Quantitative Reasoning Math
It will not be too farfetched to claim that students often find it difficult to understand the logic behind abstract math problems. Usually, the assignment just states the facts without giving you any explanations as to the purpose of finding that famous X. Even though you do not understand the purpose of finding it, you still need to do it to pass the course. It is because math often operates with generalized abstractions. The algorithm of the reasoning process includes deduction in the sense that you go from analyzing general data to drawing specific conclusions. For some students, the process of operating abstractions can see too frustrating.
Meanwhile, quantitative reasoning (QR) is all about giving you specific context. You will mostly analyze real-world situations to come up with the correct answer. It is easier to solve a problem when you understand the logic behind it. Therefore, your task usually is to find the missing values or come up with a set of mathematical operations that will result in making a logical conclusion.
Popular Types of QR Problems
In the topic of quantitative reasoning, you may come across four types of problems: multiple-choice questions, numeric entries, and quantitative comparisons. Let's look at them in more detail.
As a student, you are familiar with the format of multiple-choice questions. Most probably, every exam includes this form of testing your knowledge. In terms of QR problems, you can face two options- questions that have only one correct answer and questions with more than one correct answer. As a rule, you will be asked to make several calculations to get the answer. In case the answer you got does not match any of the multiple-choice options, check if there are any mistakes.
The tricky part of this type of QR problem begins when you have to select several answers. How do you even understand that there is more than one correct answer? The tip here is to read the question carefully. If the question does not emphasize that you have to choose only one option, consider choosing several answers.

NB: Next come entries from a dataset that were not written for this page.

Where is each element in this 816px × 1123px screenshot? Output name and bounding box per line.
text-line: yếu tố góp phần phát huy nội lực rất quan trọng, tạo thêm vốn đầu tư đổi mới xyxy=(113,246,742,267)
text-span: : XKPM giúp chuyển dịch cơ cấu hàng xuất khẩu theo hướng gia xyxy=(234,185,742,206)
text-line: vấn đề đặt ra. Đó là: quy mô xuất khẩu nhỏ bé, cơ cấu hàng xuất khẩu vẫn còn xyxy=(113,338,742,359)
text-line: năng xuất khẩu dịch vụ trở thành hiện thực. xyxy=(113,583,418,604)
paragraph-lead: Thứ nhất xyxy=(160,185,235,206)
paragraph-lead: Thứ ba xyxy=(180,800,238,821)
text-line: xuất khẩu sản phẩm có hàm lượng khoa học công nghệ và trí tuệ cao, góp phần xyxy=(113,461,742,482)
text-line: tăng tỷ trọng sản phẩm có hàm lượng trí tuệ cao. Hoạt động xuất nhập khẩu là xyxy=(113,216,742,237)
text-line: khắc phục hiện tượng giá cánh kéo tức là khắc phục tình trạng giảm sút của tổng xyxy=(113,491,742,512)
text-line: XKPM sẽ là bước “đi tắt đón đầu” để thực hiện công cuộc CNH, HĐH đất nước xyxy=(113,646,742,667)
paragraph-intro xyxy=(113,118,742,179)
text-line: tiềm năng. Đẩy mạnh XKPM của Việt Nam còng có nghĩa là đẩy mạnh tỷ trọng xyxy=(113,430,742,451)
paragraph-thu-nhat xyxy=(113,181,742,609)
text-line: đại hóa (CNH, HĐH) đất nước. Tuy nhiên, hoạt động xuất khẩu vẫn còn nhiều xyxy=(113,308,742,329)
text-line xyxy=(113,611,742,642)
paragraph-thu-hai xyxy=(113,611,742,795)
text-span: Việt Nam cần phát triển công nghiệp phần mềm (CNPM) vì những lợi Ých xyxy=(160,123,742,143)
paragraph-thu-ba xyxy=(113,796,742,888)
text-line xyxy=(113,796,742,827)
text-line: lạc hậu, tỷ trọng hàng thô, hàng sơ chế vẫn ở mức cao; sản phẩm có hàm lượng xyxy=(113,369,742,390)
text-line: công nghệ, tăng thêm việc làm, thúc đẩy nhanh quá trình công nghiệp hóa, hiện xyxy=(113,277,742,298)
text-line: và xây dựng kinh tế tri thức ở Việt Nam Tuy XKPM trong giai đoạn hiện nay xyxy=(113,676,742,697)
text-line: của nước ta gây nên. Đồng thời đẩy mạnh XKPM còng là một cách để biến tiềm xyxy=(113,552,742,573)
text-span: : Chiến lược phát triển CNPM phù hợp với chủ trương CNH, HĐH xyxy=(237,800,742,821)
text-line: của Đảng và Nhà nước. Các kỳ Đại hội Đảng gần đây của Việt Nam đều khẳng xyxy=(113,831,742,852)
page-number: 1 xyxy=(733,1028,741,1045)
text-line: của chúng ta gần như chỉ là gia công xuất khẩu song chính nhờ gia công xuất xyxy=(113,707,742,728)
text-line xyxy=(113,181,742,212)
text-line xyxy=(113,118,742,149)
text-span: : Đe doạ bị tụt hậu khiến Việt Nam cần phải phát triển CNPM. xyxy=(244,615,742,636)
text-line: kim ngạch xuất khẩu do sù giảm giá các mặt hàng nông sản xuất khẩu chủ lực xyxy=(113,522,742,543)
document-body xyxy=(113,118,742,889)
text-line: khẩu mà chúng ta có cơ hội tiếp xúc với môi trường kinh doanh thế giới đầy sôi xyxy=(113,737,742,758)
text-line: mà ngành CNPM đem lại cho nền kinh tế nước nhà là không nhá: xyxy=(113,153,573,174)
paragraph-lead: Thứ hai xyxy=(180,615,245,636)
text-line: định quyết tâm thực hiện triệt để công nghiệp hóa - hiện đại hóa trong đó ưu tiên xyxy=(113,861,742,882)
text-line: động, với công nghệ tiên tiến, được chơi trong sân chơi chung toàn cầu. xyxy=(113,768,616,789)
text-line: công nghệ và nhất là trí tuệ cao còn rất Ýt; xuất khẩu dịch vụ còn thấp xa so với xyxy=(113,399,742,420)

The format of numeric entries is quite challenging because there are no answer choices. You simply enter your answer in the corresponding field. It is impossible to check whether your answer is correct or not. You will often have a detailed description of the problem. So, use your logic to evaluate the correctness of your answer.
Quantitative comparisons might be the most difficult format of problems to solve. You will be given two or more encrypted values that you need to find and then compare. The tricky part here is to check whether this relation applies to all the possible situations.
Common Strategies for Solving QR Problems
It will be useful for you to learn about the possible approaches you can use to solve QR problems that include detailed descriptions. Here are some of them.
Rephrase a problem in your own words. Once you've read the problem, it is crucial to make sure you have a clear understanding of what numeric data you already have and what values you need to find. Use your own words to describe the problem.
Visualize. If you are more of a visual type of person, draw a picture or a scheme using the information you have. If you are not sure which strategy to use, visualization might help you find the right one.
Check the logic. Once you have the answer, put it in the context of the problem. Does it seem probable?
This is only one of the possible approaches. It gives you a set of organized actions of finding a solution to a problem.